Along with the electronic record of each vote cast through the Electronic Voting Machines, a corresponding paper slip is also produced, which is visible to the voter, and then stored in a sealed box.
The poll watchdog, the Electoral Commission of India (ECI), counts and verifies these paper slips against electronic votes at five randomly selected polling stations – drawn by lots – in different segments of each constituency.
While critics and some members of civil society, including some political parties, want verification to be done at more booths to increase transparency, the Supreme Court has declined to order any change in the vote-counting process.
The ECI has dismissed allegations that EVMs can be tampered, calling them foolproof.
Vote counting begins – when will we know the results?
Vote counting is now underway at counting stations in India’s 543 constituencies. Paper ballots, cast by those who cannot vote electronically, will be counted first. Then electronic votes will be counted. These are cast on electronic voting machines, which have been used since 2,000.
Results are announced for each constituency as soon as counting is completed. India follows the first-past-the-post system, under which a candidate with the highest number of votes wins, regardless of garnering a majority or not.
Result trends generally become clear by the afternoon of counting day and are flashed on television news networks. The official count from the Election Commission of India can come hours later.
In past years, key trends have been clear by mid-afternoon with losers conceding defeat, even though full and final results may only come late on Tuesday night.
Celebrations are expected at the headquarters of Modi’s BJP if the results reflect exit poll predictions.
The winners of the general election are expected to form a new government by the middle of June.
After the ECI announces the results for all 543 seats, the president invites the leader of the party, or an alliance, which has more than half the seats to form the government.

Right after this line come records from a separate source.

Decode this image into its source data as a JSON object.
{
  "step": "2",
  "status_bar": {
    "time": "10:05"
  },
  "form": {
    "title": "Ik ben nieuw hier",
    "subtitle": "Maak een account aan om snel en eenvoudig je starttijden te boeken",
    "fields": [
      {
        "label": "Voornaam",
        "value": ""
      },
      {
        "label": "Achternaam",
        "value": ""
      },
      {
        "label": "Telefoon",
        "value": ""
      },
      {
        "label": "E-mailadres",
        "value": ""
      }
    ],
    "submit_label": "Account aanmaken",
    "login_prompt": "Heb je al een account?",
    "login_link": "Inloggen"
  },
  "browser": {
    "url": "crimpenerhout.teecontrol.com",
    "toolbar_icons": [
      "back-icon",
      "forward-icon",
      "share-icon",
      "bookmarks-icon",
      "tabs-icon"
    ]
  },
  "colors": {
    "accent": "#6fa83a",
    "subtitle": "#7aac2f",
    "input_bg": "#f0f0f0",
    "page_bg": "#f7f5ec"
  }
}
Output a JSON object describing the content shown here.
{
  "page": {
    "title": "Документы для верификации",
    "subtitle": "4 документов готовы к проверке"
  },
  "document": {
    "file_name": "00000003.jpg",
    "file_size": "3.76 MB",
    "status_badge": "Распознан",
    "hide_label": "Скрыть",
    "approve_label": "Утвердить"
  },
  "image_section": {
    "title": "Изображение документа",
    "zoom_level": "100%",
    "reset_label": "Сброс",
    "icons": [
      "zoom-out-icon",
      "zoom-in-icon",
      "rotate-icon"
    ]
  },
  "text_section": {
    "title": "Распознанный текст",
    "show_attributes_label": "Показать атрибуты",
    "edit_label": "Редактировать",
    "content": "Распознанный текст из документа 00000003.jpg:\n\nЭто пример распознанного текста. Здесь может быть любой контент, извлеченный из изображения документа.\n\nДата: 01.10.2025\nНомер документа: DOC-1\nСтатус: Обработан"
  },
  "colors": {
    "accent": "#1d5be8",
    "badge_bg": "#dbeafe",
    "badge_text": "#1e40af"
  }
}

The party or coalition with 272 or more seats then chooses a prime minister to lead the government.
How does vote counting work in the world’s biggest election?

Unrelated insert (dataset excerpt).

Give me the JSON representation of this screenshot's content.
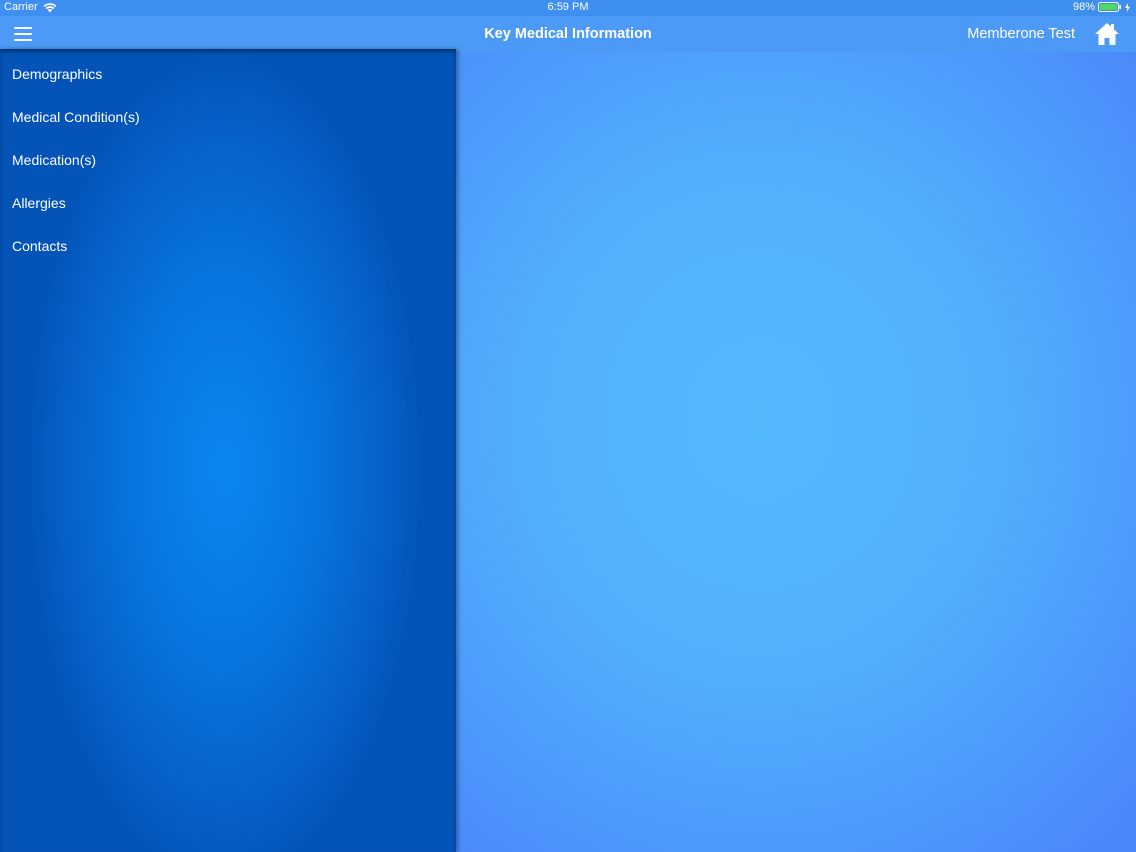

Vote counting in India is decentralised and done simultaneously at counting stations in each of the 543 constituencies around the country.
Counting is set to begin at 8 am (02.30 GMT) with the tallying of postal ballots that only select groups can use, including people with disabilities, or those involved in essential services including security forces and some government officials.

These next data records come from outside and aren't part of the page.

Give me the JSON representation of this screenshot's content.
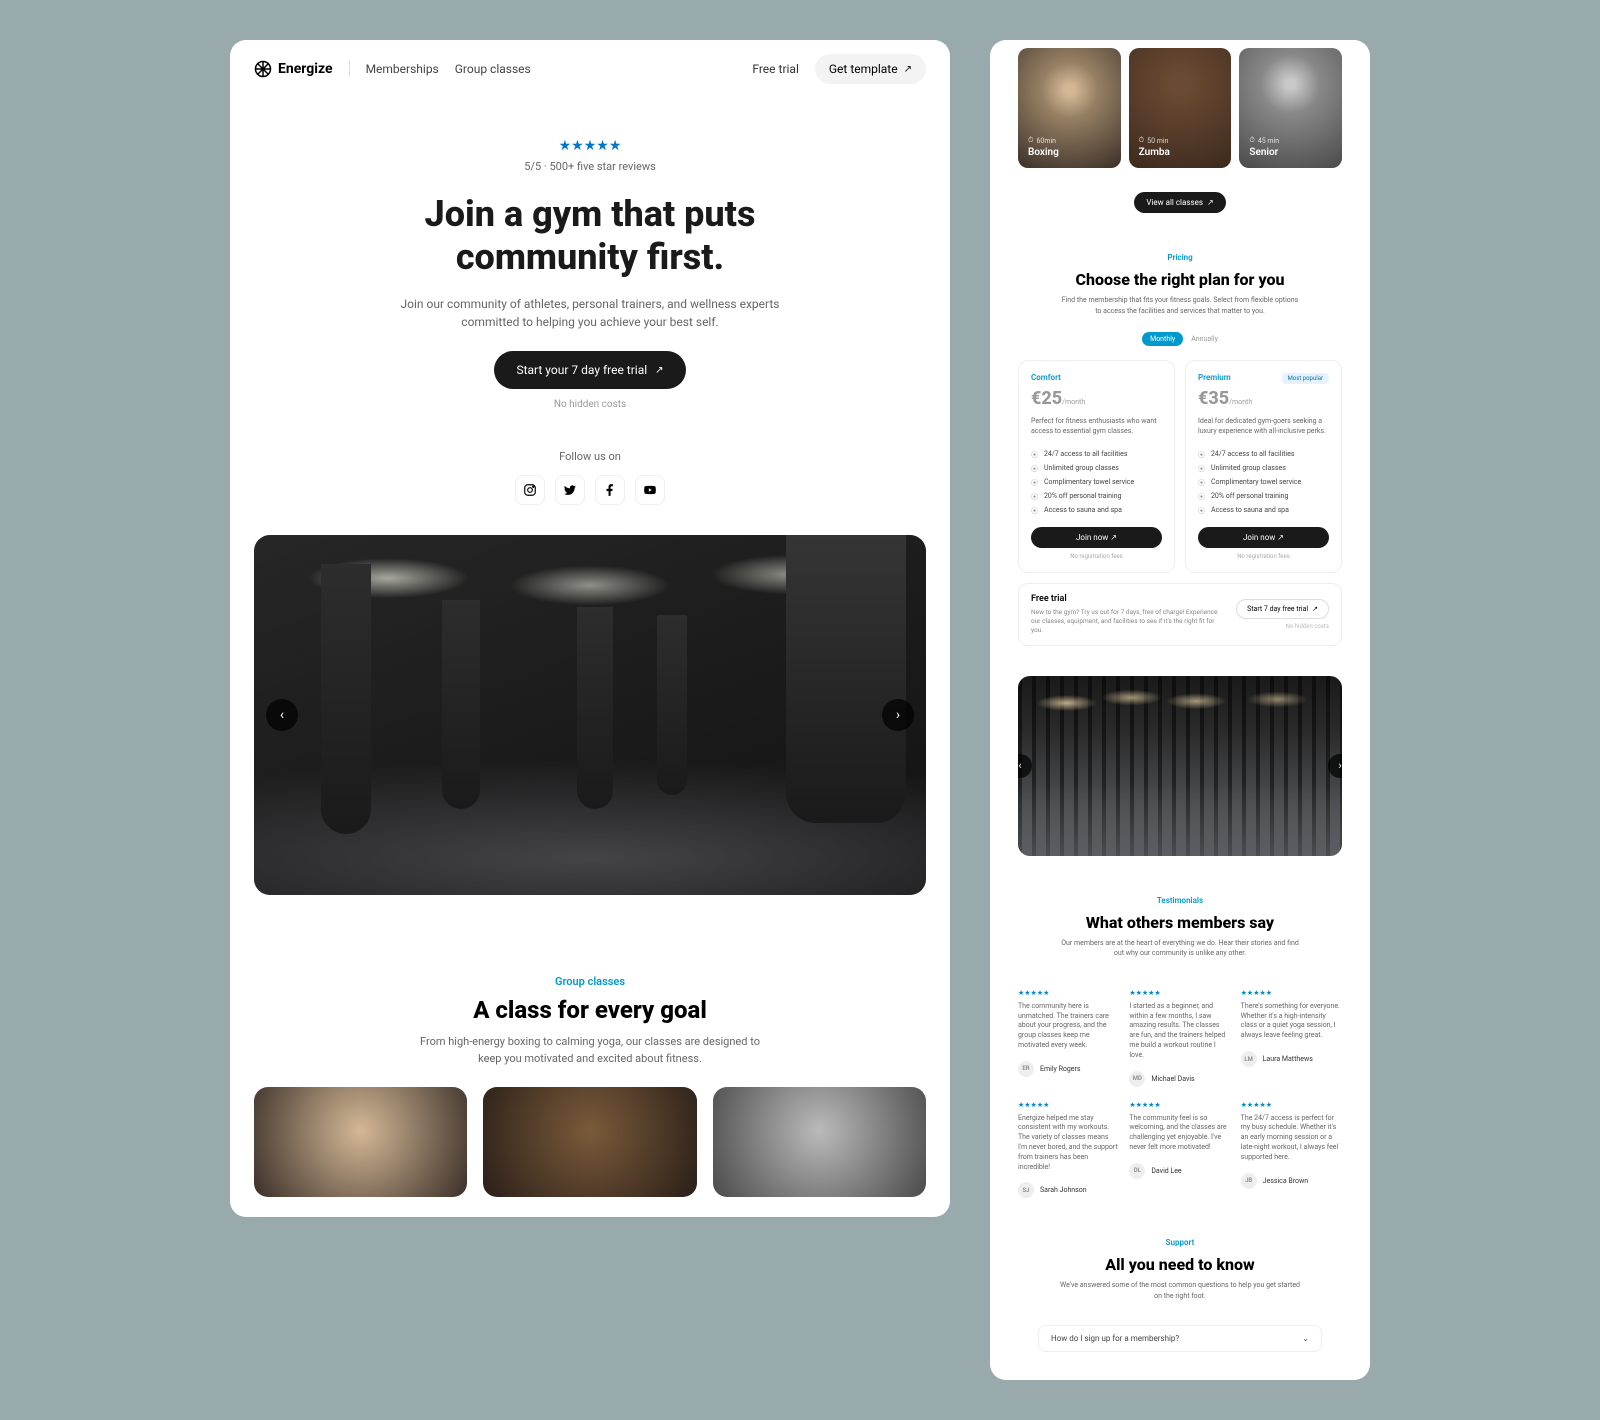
{
  "nav": {
    "logo": "Energize",
    "links": [
      "Memberships",
      "Group classes"
    ],
    "free_trial": "Free trial",
    "get_template": "Get template"
  },
  "hero": {
    "rating": "5/5 · 500+ five star reviews",
    "title_1": "Join a gym that puts",
    "title_2": "community first.",
    "subtitle": "Join our community of athletes, personal trainers, and wellness experts committed to helping you achieve your best self.",
    "cta": "Start your 7 day free trial",
    "no_hidden": "No hidden costs",
    "follow": "Follow us on"
  },
  "classes": {
    "eyebrow": "Group classes",
    "title": "A class for every goal",
    "subtitle": "From high-energy boxing to calming yoga, our classes are designed to keep you motivated and excited about fitness.",
    "items": [
      {
        "name": "Boxing",
        "duration": "60min"
      },
      {
        "name": "Zumba",
        "duration": "50 min"
      },
      {
        "name": "Senior",
        "duration": "45 min"
      }
    ],
    "view_all": "View all classes"
  },
  "pricing": {
    "eyebrow": "Pricing",
    "title": "Choose the right plan for you",
    "subtitle": "Find the membership that fits your fitness goals. Select from flexible options to access the facilities and services that matter to you.",
    "toggle": {
      "active": "Monthly",
      "inactive": "Annually"
    },
    "plans": [
      {
        "name": "Comfort",
        "price": "€25",
        "period": "/month",
        "desc": "Perfect for fitness enthusiasts who want access to essential gym classes.",
        "features": [
          "24/7 access to all facilities",
          "Unlimited group classes",
          "Complimentary towel service",
          "20% off personal training",
          "Access to sauna and spa"
        ],
        "cta": "Join now",
        "footer": "No registration fees"
      },
      {
        "name": "Premium",
        "badge": "Most popular",
        "price": "€35",
        "period": "/month",
        "desc": "Ideal for dedicated gym-goers seeking a luxury experience with all-inclusive perks.",
        "features": [
          "24/7 access to all facilities",
          "Unlimited group classes",
          "Complimentary towel service",
          "20% off personal training",
          "Access to sauna and spa"
        ],
        "cta": "Join now",
        "footer": "No registration fees"
      }
    ],
    "trial": {
      "title": "Free trial",
      "desc": "New to the gym? Try us out for 7 days, free of charge! Experience our classes, equipment, and facilities to see if it's the right fit for you.",
      "cta": "Start 7 day free trial",
      "footer": "No hidden costs"
    }
  },
  "testimonials": {
    "eyebrow": "Testimonials",
    "title": "What others members say",
    "subtitle": "Our members are at the heart of everything we do. Hear their stories and find out why our community is unlike any other.",
    "items": [
      {
        "initials": "ER",
        "name": "Emily Rogers",
        "text": "The community here is unmatched. The trainers care about your progress, and the group classes keep me motivated every week."
      },
      {
        "initials": "MD",
        "name": "Michael Davis",
        "text": "I started as a beginner, and within a few months, I saw amazing results. The classes are fun, and the trainers helped me build a workout routine I love."
      },
      {
        "initials": "LM",
        "name": "Laura Matthews",
        "text": "There's something for everyone. Whether it's a high-intensity class or a quiet yoga session, I always leave feeling great."
      },
      {
        "initials": "SJ",
        "name": "Sarah Johnson",
        "text": "Energize helped me stay consistent with my workouts. The variety of classes means I'm never bored, and the support from trainers has been incredible!"
      },
      {
        "initials": "DL",
        "name": "David Lee",
        "text": "The community feel is so welcoming, and the classes are challenging yet enjoyable. I've never felt more motivated!"
      },
      {
        "initials": "JB",
        "name": "Jessica Brown",
        "text": "The 24/7 access is perfect for my busy schedule. Whether it's an early morning session or a late-night workout, I always feel supported here."
      }
    ]
  },
  "support": {
    "eyebrow": "Support",
    "title": "All you need to know",
    "subtitle": "We've answered some of the most common questions to help you get started on the right foot.",
    "faq": "How do I sign up for a membership?"
  }
}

After paper ballots, votes from the Electronic Voting Machines are counted. India has used the machines since 2000, moving away from paper ballots for national and state elections.
Opening summary
Hello and welcome to the Guardian’s live coverage of India’s election results with me, Helen Sullivan.
This election was the largest in world history, with almost a billion eligible voters and 642 million people turning out to vote, according to the Election Commission of India.
The Lok Sabha, “House of the People” or lower house, election started in mid-April and progressed over seven phases until 1 June, as a deadly heatwave gripped the country. Dozens of voters and election officials died during the process as temperatures approached 50C in some areas.
Most voters used electronic voting machines, which means results will be declared today. Exit polls predict the election will be easily won by the prime minister, Narendra Modi, and his ruling Bharatiya Janata party-led alliance.
But Modi will be eyeing a two-thirds majority, which would have significant implications for India’s 1.4 billion citizens. The opposition INDIA bloc needs to win more than 180 of the 543 seats to prevent the two-thirds majority for the BJP-led National Democratic Alliance.
Vote counting is about to start, around 8am IST (in roughly 15 minutes’ time). We’ll have more detail shortly on how the process works.
Here is what we know so far:
-
According to exit polls released on Saturday night, Modi and the BJP are looking at a decisive win and may even gain enough seats to win a two-thirds majority in parliament, which would allow the government to make far-reaching amendments to the constitution.
-
Voting in the seventh and final staggered round of the six-week poll ended on Saturday, held in brutally hot conditions across swaths of the country. At least 33 polling staff died from heatstroke in Uttar Pradesh state alone on Saturday, where temperatures hit 46.9C (116.4F), election officials said.
-
A top opponent of Narendra Modi vowed on Sunday to keep fighting “dictatorship” before he returned to jail, following elections widely expected to produce another landslide victory for the Hindu-nationalist leader. Arvind Kejriwal is among several opposition leaders under criminal investigation, with colleagues describing his arrest the month before the general elections began in April as a “political conspiracy” orchestrated by Modi’s BJP.
-
Modi’s political opponents and international rights groups have long sounded the alarm about threats to India’s democracy. US thinktank Freedom House said this year the BJP had “increasingly used government institutions to target political opponents”.
-
Modi’s party won the regional vote in Arunachal Pradesh, a state bordering China, while a local party swept to power in Sikkim, a Himalayan state, officials and politicians said on Sunday. Provincial elections in Arunachal Pradesh and Sikkim were held on 19 April simultaneously with the first phase of the national polls.
The BJP comfortably retained power in Arunchal Pradesh by winning 46 of the 60 seats.